Alas, we didn't find any decent souvenirs to bring home; the gift shop had a lot of standard toys and books; we had hoped to pick up a cookbook. The manager of the L.S. Ayres Tearoom had said there was a tearoom cookbook, but we couldn't find it. There were rocks, stuffed animals, candy (which you weren't allowed to eat in the museum), and a larger display of hand-thrown pottery, which wasn't all that attractive or practical to try and take home. There was a strong emphasis on all things Indiana, of course. Even the Lord of the Rings show didn't have anything for sale which we couldn't get closer to home. There was no exhibition catalog, and stuff you could buy online by Sideshow Weta or ebay at much more reasonable cost. Books were cover-priced, as well. Even though we know profits will go back to the museum, we thought it would be better to simply support the museum itself rather than buying the stuff.
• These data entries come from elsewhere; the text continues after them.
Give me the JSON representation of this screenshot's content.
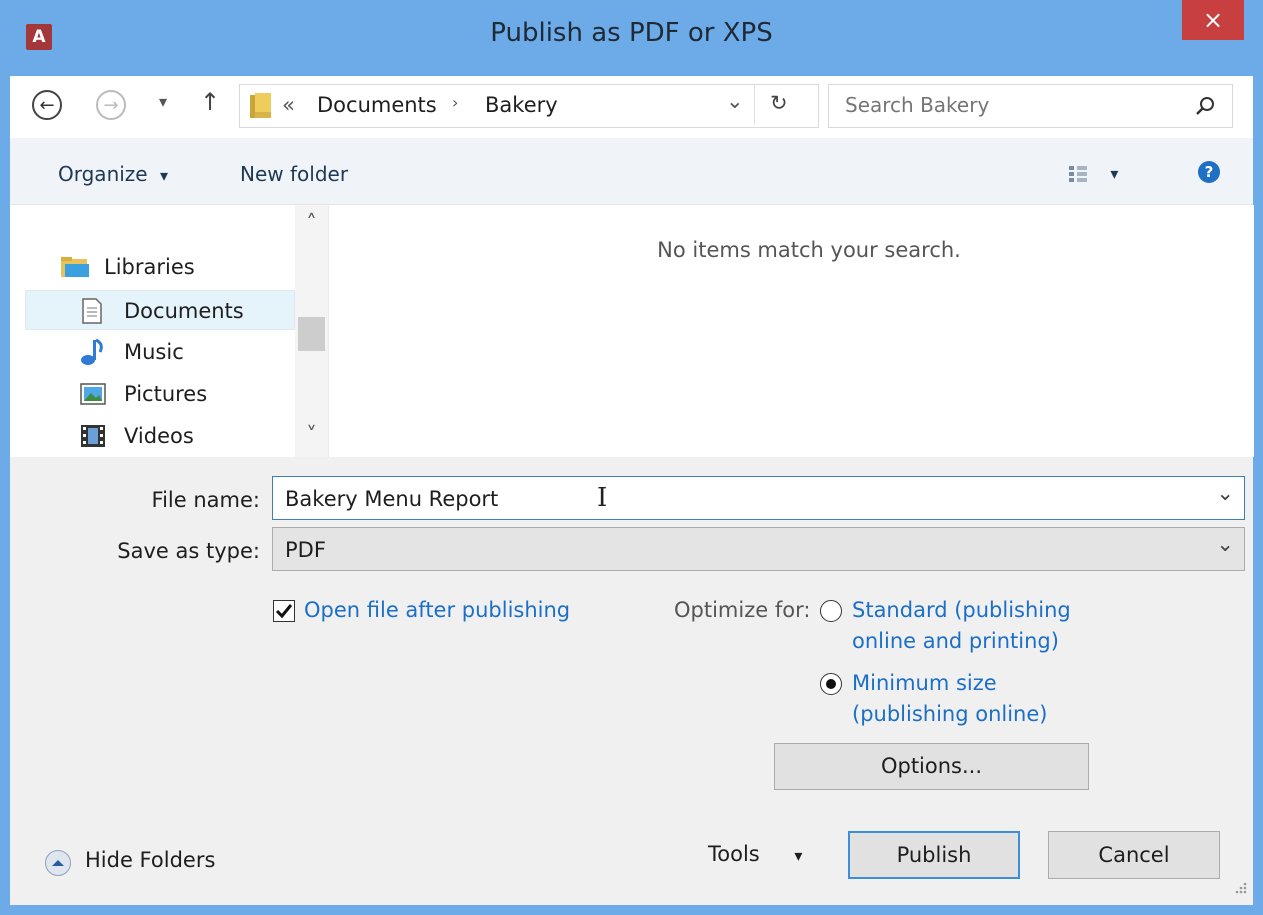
{
  "window": {
    "title": "Publish as PDF or XPS",
    "app_icon": "access-icon",
    "close_glyph": "×"
  },
  "navigation": {
    "back_glyph": "←",
    "forward_glyph": "→",
    "recent_glyph": "▾",
    "up_glyph": "↑",
    "address": {
      "overflow": "«",
      "crumbs": [
        "Documents",
        "Bakery"
      ],
      "separator": "›",
      "dropdown_glyph": "⌄",
      "refresh_glyph": "↻"
    },
    "search": {
      "placeholder": "Search Bakery"
    }
  },
  "toolbar": {
    "organize": "Organize",
    "caret": "▾",
    "new_folder": "New folder",
    "help": "?"
  },
  "nav_pane": {
    "items": [
      {
        "label": "Libraries",
        "icon": "libraries-icon"
      },
      {
        "label": "Documents",
        "icon": "documents-icon",
        "selected": true
      },
      {
        "label": "Music",
        "icon": "music-icon"
      },
      {
        "label": "Pictures",
        "icon": "pictures-icon"
      },
      {
        "label": "Videos",
        "icon": "videos-icon"
      }
    ],
    "scroll_up": "˄",
    "scroll_down": "˅"
  },
  "file_list": {
    "empty_message": "No items match your search."
  },
  "form": {
    "file_name_label": "File name:",
    "file_name_value": "Bakery Menu Report",
    "save_type_label": "Save as type:",
    "save_type_value": "PDF",
    "dropdown_glyph": "⌄",
    "checkbox_label": "Open file after publishing",
    "checkbox_checked": true,
    "optimize_label": "Optimize for:",
    "radio_standard_line1": "Standard (publishing",
    "radio_standard_line2": "online and printing)",
    "radio_minimum_line1": "Minimum size",
    "radio_minimum_line2": "(publishing online)",
    "selected_option": "minimum",
    "options_button": "Options..."
  },
  "footer": {
    "hide_folders": "Hide Folders",
    "tools": "Tools",
    "tools_caret": "▾",
    "publish": "Publish",
    "cancel": "Cancel"
  },
  "colors": {
    "title_bar": "#6cabe8",
    "close": "#c7403f",
    "link": "#1c6fc7",
    "selection": "#e5f3fb"
  }
}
On our way out, we realized that there were state seals embedded in the walkway leading up to the front of the museum, starting with Delaware and ending at Indiana. It seemed odd that they wouldn't have the rest of the states which came after Indiana; if they wanted to emphasize Indiana's place in history, did they really need the states that came before it, but not after? If you followed that pathway, you came upon the Eiteljorg Museum of American Indian and Western Art. Our L.S. Ayres waiter pointed out that "Indians" are not the only native americans, and that the Scandinavian name for the museum was a mite confusing. We liked the pergola and staircase carpentry, and the fountain-sculpture in front of leaping deer, though it was reminiscent of the cows fording a stream in Irving, TX ...
In conclusion, the Indiana State Museum is a lovely building and the White River State Park Commission is doing a great job of maintaining the campus and preservation efforts. We hope people do use this reasonably priced venue and visit it often. We're from out of town, and are glad we decided to focus our weekend on this one place, rather than trying to wander all over town. Even in a city as small and as quaint as Indianapolis, one has to plan in order to get the most out of your time. If you find yourself with a layover here, consider this place for refreshment of many sorts.